Q. 11 bis : Quels sont les avantages d'un tel schéma pour les opérateurs en considérant qu'il n'a pas d'impact sur l'architecture actuelle d'interconnexion, en particulier pour les opérateursdépart fixes ? Pour les opérateurs collecteurs ? Pour les exploitants de numéros SVA et pour les éditeurs de contenu ?
Q. 11 ter : Quels sont les inconvénients d'un tel schéma pour les opérateurs en considérant qu'il n'a pas d'impact sur l'architecture actuelle d'interconnexion, en particulier pour les opérateurs départ fixes ? Pour les opérateurs collecteurs ? Pour les exploitants de numéros SVA et pour les éditeurs de contenus ?
Q. 12 : Que pensent les acteurs de l'idée d'un travail de collaboration de l'ensemble du secteur sur ces sujets ? Sont-ils favorables à la mise en place d'un groupe de travail ad hoc, ou plus généralement d'un syndicat interprofessionnel ? Quels seraient les éventuels obstacles à leur création ?
Réponse : RAS
Q 13 : Etes-vous demandeur de l'existence d'une offre de libre appel entièrement gratuite pour l'appelant, y compris au départ des réseaux mobiles ? Comment évalueriez-vous l'impact de cette offre sur les opérateurs départ ? Sur les fournisseurs de services et/ou éditeurs de contenu ?
OUI . En toute rigueur, si le décret avait été signé, on devrait déjà trouver dans cette catégorie les numéros dits sociaux. Par conséquent les conséquences ont déjà dû être analysées. Pour sécuriser économiquement les opérateurs mobiles, il pourrait être envisagé d'interdire ce type d'offre pour l'accès à des services de plateforme téléphonique.
Q. 14 : Quelles autres mesures pourraient ou devraient être mises en place pour favoriser la protection du consommateur et en particulier la lisibilité tarifaire ?
L'ARCEP doit veiller à la cohérence d'ensemble des dispositions à prendre pour assurer une meilleure protection du consommateur. Le pire serait de soumettre les consommateurs aux mesures coercitives des opérateurs, contraints à recouvrer, alors que la présentation de la facture n'aurait pas évolué.
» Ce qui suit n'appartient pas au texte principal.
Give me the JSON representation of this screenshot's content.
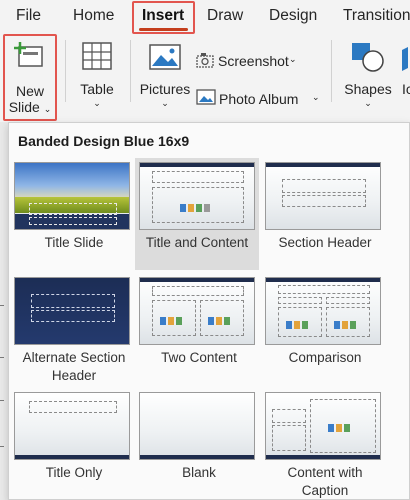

Concernant la lisibilité tarifaire une solution consisterait à ce que le tarif unique « P », appliqué aux consommateurs, soit indépendant de l'OBL. La part de ce dernier est à négocier entre les différents intervenants et notamment avec le fournisseur de services.
La portabilité des numéros SVA
Q. 15 : La réalisation par l'opérateur historique d'une base de numéros portés qui inclurait les numéros SVA permettrait-elle de faciliter les flux financiers en cas de portabilité des numéros SVA ?
Q. 15 bis : Estimez-vous nécessaire que l'opérateur receveur d'un numéro SVA soit soumis à l'obligation d'informer les opérateurs départ dès le portage du numéro SVA ?
En toute hypothèse il faut s'attacher à prendre toutes les mesures qui permettront de conserver la fiabilité de l'information tarifaire disponible pour les consommateurs après une opération de portabilité.